To add known protocols supported by NBAR without requiring an upgrade to the IOS on the routers enabled for NBAR, Cisco IOS uses external Packet Description Language Modules (PDLM). Cisco periodically releases PDLMs that you can download from the Cisco.com site. You can install the PDLMs to your router in permanent flash memory and enable them without reloading the router.

Note

You must enable Cisco Express Forwarding (CEF) before you configure NBAR.

In this section, you have learned about the ways to inform your routers of traffic that may cause problems if left unchecked. You may find that some of your critical applications are not functioning during times when you would expect them to function properly. Perhaps an application is running during this time that is flooding the network and causing other more critical applications to fail intermittently. If you feel this to be the case, consider classifying and marking the suspect traffic.

When you initially configure congestion marking, you should wait for some time before enabling any of the congestion management techniques that you will learn about next.

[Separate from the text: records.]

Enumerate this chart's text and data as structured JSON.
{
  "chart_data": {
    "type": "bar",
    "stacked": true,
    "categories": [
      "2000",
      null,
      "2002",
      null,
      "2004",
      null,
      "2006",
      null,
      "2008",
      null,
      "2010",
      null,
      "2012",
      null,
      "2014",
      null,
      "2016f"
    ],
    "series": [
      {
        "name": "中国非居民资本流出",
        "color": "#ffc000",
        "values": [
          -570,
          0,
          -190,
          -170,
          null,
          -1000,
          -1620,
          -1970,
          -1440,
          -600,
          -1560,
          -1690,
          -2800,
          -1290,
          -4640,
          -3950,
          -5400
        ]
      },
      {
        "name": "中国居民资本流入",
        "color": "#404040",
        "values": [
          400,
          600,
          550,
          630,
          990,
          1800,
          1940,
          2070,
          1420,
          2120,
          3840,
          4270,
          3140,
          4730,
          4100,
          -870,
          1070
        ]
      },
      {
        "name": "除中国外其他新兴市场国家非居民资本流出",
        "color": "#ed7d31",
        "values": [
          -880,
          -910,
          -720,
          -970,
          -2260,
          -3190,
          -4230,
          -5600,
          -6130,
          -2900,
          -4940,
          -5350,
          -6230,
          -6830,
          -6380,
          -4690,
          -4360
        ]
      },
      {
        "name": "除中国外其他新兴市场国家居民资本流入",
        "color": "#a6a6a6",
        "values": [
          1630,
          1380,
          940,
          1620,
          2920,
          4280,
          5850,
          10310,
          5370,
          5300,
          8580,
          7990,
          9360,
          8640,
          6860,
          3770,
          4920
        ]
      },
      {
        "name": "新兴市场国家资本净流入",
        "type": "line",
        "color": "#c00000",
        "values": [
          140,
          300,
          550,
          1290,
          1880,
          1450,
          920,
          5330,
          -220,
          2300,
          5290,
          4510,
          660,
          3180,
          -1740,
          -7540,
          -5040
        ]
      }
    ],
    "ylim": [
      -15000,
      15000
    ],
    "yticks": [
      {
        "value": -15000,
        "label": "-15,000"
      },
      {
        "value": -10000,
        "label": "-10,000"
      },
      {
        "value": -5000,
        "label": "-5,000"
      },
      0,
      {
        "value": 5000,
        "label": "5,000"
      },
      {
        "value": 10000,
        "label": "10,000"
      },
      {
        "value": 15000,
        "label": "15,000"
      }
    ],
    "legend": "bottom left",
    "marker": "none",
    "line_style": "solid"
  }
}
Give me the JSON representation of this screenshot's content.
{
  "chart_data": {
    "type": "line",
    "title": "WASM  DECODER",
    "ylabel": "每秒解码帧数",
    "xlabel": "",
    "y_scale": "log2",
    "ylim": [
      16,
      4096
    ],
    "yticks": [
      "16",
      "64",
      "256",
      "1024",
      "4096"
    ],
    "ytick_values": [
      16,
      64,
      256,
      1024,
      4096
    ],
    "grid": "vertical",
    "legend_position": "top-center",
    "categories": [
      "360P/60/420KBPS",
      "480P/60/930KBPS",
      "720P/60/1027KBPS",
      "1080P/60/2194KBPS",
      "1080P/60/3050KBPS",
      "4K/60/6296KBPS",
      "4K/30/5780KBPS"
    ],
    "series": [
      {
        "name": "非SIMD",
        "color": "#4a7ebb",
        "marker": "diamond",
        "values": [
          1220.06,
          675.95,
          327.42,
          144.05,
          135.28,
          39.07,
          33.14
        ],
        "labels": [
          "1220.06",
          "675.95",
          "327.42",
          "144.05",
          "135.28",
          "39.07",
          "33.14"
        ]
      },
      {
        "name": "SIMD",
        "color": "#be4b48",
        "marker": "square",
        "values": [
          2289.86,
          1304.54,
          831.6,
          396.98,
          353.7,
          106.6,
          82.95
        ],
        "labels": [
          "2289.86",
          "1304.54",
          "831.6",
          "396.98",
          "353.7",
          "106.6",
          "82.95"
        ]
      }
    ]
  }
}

You should take this time to install traffic sniffers and make sure that the applications you intended to mark are indeed being marked, and that other applications are not unintentionally being marked. You do not want to unwittingly drop packets that belong to a critical application. Once you are sure that traffic is being marked correctly, you should then consider applying the techniques you will learn about next.